Release 2.13 of the Real Statistics Resource Pack

I am pleased to announce Release 2.13 of the Real Statistics Resource Pack. The new release is available for free download (Download Resource Pack) and is compatible with all Windows versions of Excel. The Excel 2010/2013 versions are available now. The Excel 2007 version will be available later today and the other Windows version will be available for download shortly.

The Real Statistics Examples Workbook and the Multivariate Examples Workbook have been updated with some new examples. You can also download these files for free (Download Examples). The website is in the process of being updated for compatibility with the new release. This should be completed over the course of the next several days.

This release is focused on advanced ways of handling missing data. The website will explain some of the common approaches to handling missing data (single imputation and listwise deletion) as well as the limitations of these approaches. In addition the following advanced approaches are presented:

  • Multiple Imputation (MI)
  • Full Information Maximum Log-likelihood (FIML)

The website will describe how to use these approaches to perform multiple regression even when there is missing data. Additional capabilities will be provided in future releases.

The new release of the Real Statistics Resource Pack will contain the following new capabilities which implement the missing data techniques described in the website. Right now I consider these new capabilities to be in beta release. I hope to get feedback from you so that I can finalize these capabilities.

Multiple Imputation Data Analysis Tool: We implement the fully conditional specification (FCS), also called multivariate imputation by chained equations (MICE), to impute the values of the missing data based on existing data. We also show how to perform multiple regression using this approach when data is missing.

Full Information Maximum Log-likelihood (FIML) Data Analysis Tool: We implement the FIML to find the covariance matrix which best fits the sample data based on the maximizing the log-likelihood statistic. From this matrix we also create a multiple regression model even when there is missing data.
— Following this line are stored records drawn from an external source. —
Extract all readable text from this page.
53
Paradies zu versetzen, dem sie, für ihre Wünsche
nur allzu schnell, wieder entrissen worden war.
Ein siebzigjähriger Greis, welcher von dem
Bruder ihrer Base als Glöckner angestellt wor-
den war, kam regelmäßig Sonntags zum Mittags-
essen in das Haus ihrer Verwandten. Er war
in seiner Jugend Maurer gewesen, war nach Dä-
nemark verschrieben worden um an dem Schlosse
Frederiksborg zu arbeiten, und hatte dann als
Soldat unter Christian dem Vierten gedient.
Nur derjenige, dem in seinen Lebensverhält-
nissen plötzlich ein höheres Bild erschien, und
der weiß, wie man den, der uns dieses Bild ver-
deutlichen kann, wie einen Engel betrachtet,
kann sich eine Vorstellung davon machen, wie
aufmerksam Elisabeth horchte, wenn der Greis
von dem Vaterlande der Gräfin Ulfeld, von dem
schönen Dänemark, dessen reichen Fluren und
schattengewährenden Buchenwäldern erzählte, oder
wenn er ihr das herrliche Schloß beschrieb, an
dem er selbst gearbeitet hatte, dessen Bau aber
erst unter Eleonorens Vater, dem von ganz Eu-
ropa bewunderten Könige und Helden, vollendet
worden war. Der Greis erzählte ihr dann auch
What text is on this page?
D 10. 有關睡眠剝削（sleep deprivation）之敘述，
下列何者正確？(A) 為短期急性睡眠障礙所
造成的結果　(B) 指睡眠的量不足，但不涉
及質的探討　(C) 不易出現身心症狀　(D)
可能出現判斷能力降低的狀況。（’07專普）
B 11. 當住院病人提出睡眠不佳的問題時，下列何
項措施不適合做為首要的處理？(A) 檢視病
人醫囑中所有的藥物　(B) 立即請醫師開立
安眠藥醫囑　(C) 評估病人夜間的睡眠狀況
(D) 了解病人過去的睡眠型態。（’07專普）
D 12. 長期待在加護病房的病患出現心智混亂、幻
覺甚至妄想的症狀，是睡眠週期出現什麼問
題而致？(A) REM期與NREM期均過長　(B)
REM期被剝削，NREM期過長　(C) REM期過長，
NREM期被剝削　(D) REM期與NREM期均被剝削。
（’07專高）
New worksheet functions: Complementing these new data analysis tools are the following new worksheet functions: ImputeVar, ImputeParam, ImputeSimple, ImputeReg, ImputeFCS, ImputedData, CountPatterns, DescStats, MissingFreq, MissingPatterns, MissingPairwise, MISummaryMICombine, RegImpute, QuadForm and LLReg

Cholesky decomposition: The new release also provides a function CHOL which calculates the Cholesky decomposition of a positive definite matrix (such as a covariance or correlation matrix).

Very large data set support: Some people are starting to use the Real Statistics Resource Pack for analyzing large samples. In many cases the ranges which have been supported in the software until now are limited to 65,500 cases. I am starting to introduce some new functions which enable analyses with up to 1 million cases.

In the previous release the functions that calculate the correlation and covariance matrices, COV(R1,False),  COVP(R1,False) and CORR(R1, False), were revised to support data sets with up to 1 million rows.

In this release the LogitMatches function is being introduced to support logistic regression with raw data sets of up to one million rows.